JIRA is de-facto toolchain for mostly OSS development stacks, primarily Java centric. That ecosystem is open, homogenous and fairly standardized. It's used almost exclusively for various forms of CRUD development. The toolchain it presents is well suited for both the culture and problems that need to be solved. The number of openly available frameworks and libraries facilitating all aspects of development is enviable.

But when one goes out of that industry, the ecosystems are closed and proprietary. While that does have slightly negative effect on quality it also skews the perspective on what goes on. People involved in such development simply do not engage into broad public discussions nor are they allowed to. Another industry where this is prevalent is industrial automation and CAD. Reason are similar - underlying toolchain is always proprietary and trade secrets and other legal implications of discussing such work freely pose too much of a risk. Evaluating these industries in same manner would be comparing them industrial automation by Arduino project.

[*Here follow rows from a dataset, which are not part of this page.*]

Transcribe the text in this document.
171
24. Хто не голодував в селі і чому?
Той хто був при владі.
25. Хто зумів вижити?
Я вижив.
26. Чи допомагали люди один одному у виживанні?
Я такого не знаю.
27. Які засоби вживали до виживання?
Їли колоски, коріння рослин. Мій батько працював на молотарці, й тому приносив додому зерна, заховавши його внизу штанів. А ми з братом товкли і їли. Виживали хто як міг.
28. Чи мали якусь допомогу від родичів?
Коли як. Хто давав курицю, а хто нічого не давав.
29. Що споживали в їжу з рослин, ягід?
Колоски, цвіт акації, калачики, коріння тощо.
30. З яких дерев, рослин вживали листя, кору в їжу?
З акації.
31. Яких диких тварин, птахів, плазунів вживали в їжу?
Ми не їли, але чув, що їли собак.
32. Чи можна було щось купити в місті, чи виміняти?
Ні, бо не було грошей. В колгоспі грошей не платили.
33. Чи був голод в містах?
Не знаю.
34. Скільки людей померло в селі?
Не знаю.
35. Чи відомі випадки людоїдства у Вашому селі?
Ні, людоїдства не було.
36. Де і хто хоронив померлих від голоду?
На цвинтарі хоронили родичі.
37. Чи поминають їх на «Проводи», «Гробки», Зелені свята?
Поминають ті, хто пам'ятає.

The other aspect ignored is the actual needs. In aerospace engineering, deficiencies in CAD tools are irrelevant. If a tool does not have "select all", someone will be employed to click on all elements. LabVIEW is a pain, but solves actual needs. Bioinformatics is a mess (this is one field to look into, they really love the insight, but one needs a degree in medical or related field + CS) but pharma is big money, so throwing more manpower is still an option. Gamedev also sees abundance of labor - starry eyed kids, willing to work 90-hour weeks - they are cheaper than retraining top-of-the-line experts, whose time is valuable and expensive.

Article ignores the reality of business - in most industries, automation of certain tasks is too expensive. General IT, with falling profit margins need to minimize expenses on custom development and infrastructure. Minimizing labor makes sense. But elsewhere, just throwing more people at it works. Automation is only introduced when required or when the field becomes a commodity. This is why so much manufacturing is still done by people - they are simply cheaper. Agile does not necessarily mean machine automation.


Very few still have time to try to figure out the precise definition of the word "Agile" because ever since they adopted "agile" practices, software development is a solved problem.
Forgot to mention this in my previous post: http://blog.ccpgames.com/alli/files/2010/08/Ottarsson_GlobalAgileGameDevelopmentNoPassportRequired.pdf

GDC presentation from CPP (Eve Online) who use Agile on a global scale.

Steven Yau
[Blog] [Portfolio]

The major issue we have in game development are the deadlines. We can't think how we are going to code and design it, because we need to get it done fast.
In the company I work we do both, software and games. And both department are very different on that matter. Software side have more time and money, for simpler applications. The game side, there is the publisher on one side that want the game out for that period of time and the funding on the other side that is too low.

If we fix that basic fundamental issue, then maybe game developers will have more time to unit test and all that stuff.